The ending arrives and slaps the viewer in the face.  The final entry of Katie’s blog is written by her mother, who pleads with her readers to share any information any of them may have about Katie’s whereabouts.  Apparently, Katie has decided to get in her car and drive away, disappearing without so much as a goodbye note.  This is not a good decision.  This is an incredibly selfish decision that demonstrates irrefutably that she has learned nothing from the events that have transpired over the first ninety-five percent of the film.  Her mother and stepfather were depicted as imperfect but loving and devoted.  They didn’t deserve to be left wondering about the fate of their daughter.  Suddenly, this movie changes from a story about learning to be a responsible adult into a story about doing whatever the hell you want without considering the consequences or the effects it might have on those around you.  That’s the thematic whiplash.

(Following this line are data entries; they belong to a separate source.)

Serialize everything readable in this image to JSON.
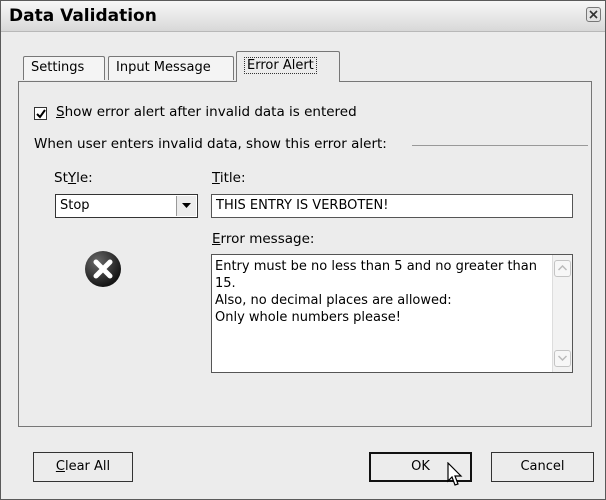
{
  "window": {
    "title": "Data Validation"
  },
  "tabs": [
    {
      "label": "Settings",
      "selected": false
    },
    {
      "label": "Input Message",
      "selected": false
    },
    {
      "label": "Error Alert",
      "selected": true
    }
  ],
  "show_error_checkbox": {
    "label_accel": "S",
    "label_rest": "how error alert after invalid data is entered",
    "checked": true
  },
  "group_label": "When user enters invalid data, show this error alert:",
  "style": {
    "label_accel": "Y",
    "label_before": "St",
    "label_after": "le:",
    "selected": "Stop",
    "icon": "stop-x-icon"
  },
  "title_field": {
    "label_accel": "T",
    "label_rest": "itle:",
    "value": "THIS ENTRY IS VERBOTEN!"
  },
  "error_message": {
    "label_accel": "E",
    "label_rest": "rror message:",
    "value": "Entry must be no less than 5 and no greater than 15.\nAlso, no decimal places are allowed:\nOnly whole numbers please!"
  },
  "buttons": {
    "clear_all_accel": "C",
    "clear_all_rest": "lear All",
    "ok": "OK",
    "cancel": "Cancel"
  },
  "colors": {
    "dialog_bg": "#ececec",
    "field_bg": "#ffffff"
  }
}
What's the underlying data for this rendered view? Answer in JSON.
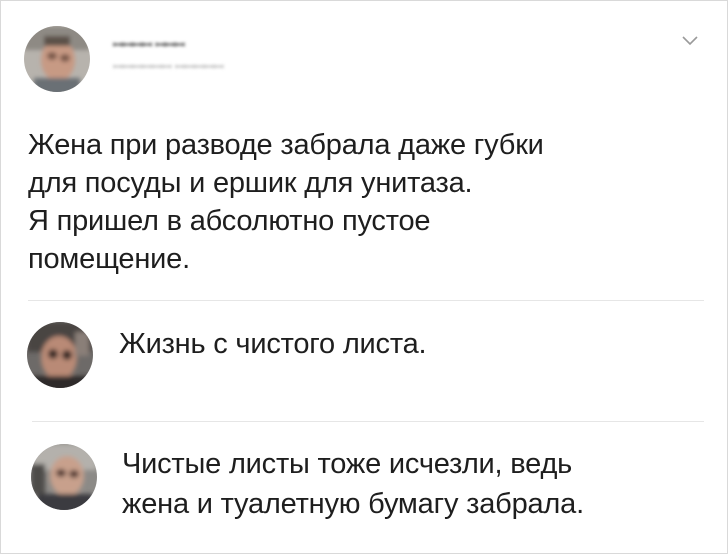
{
  "post": {
    "author_name": "ꟷꟷꟷꟷ ꟷꟷꟷ",
    "author_handle": "ꟷꟷꟷꟷꟷꟷ ꟷꟷꟷꟷꟷ",
    "avatar_icon": "user-avatar-icon",
    "menu_icon": "chevron-down-icon",
    "text_lines": [
      "Жена при разводе забрала даже губки",
      "для посуды и ершик для унитаза.",
      "Я пришел в абсолютно пустое",
      "помещение."
    ]
  },
  "comments": [
    {
      "avatar_icon": "user-avatar-icon",
      "text_lines": [
        "Жизнь с чистого листа."
      ]
    },
    {
      "avatar_icon": "user-avatar-icon",
      "text_lines": [
        "Чистые листы тоже исчезли, ведь",
        "жена и туалетную бумагу забрала."
      ]
    }
  ],
  "colors": {
    "text": "#1e1e1e",
    "divider": "#e6e6e6",
    "border": "#d9d9d9",
    "chevron": "#9a9a9a"
  }
}
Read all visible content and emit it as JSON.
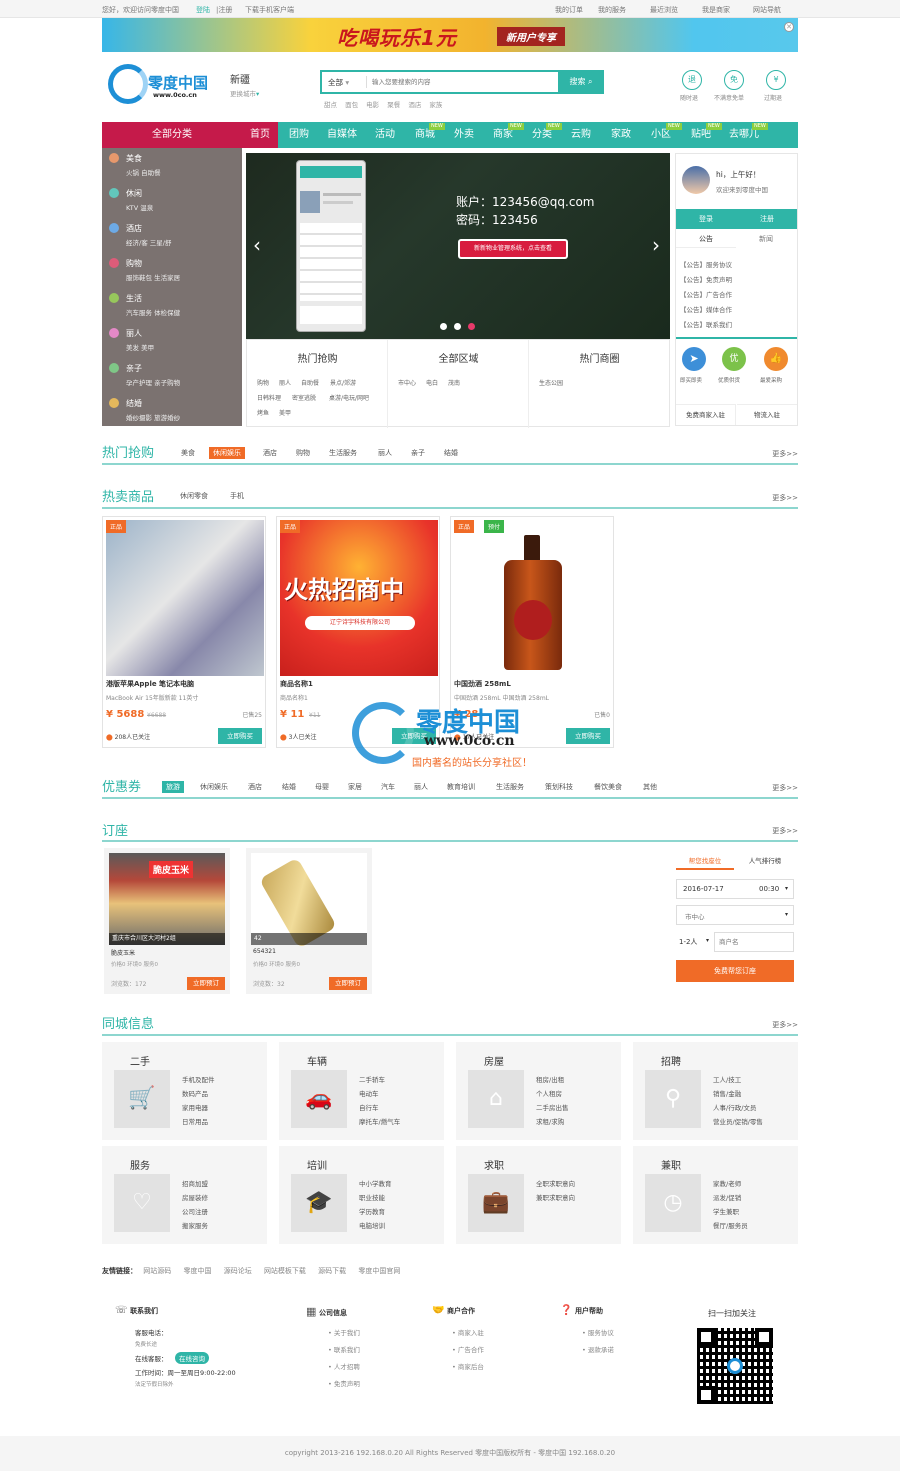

Books, movies, TV shows, and music can all suffer from this phenomenon.  I feel cheated when I invest time and emotion in a character only for that character’s story to take some bizarre twist at the end and cheapen everything about his struggle.  If Ask Me Anything was supposed to have been advocating irresponsible decision-making and glorifying wreaking havoc on your family’s emotions, it should have been laying the groundwork for that during the entirety of the film instead of spending so much time teasing its audience with the possibility of its protagonist’s advancement toward emotional maturity.

I realize, of course, that sometimes the point of a story is that there is no point.  Any book or movie that leans toward nihilism or fatalism or absurdism is perfectly welcome to do so.  But if those concepts only make an appearance in the final scenes and have a commanding effect on the conclusion of the narrative, that’s when the audience is hoodwinked out of a meaningful ending.  That’s when the whiplash sets in.  One of my favorite classic novels, Camus’s The Stranger, is a seminal work of absurdism…but it’s like that all the way through.  We don’t feel cheated Meursault starts ranting at the chaplain, because none of the things he says is thematically unprecedented.

Not that I’m an expert on literature or that I have any standing to criticize, but in my opinion, the closing scene of Ask Me Anything is an example of extremely poor writing.  I like to think that I learn from my mistakes in my own work, but as the credits rolled on this movie, I made a mental note to learn from someone else’s, too.

Keep your plots tight.  But keep your themes tighter.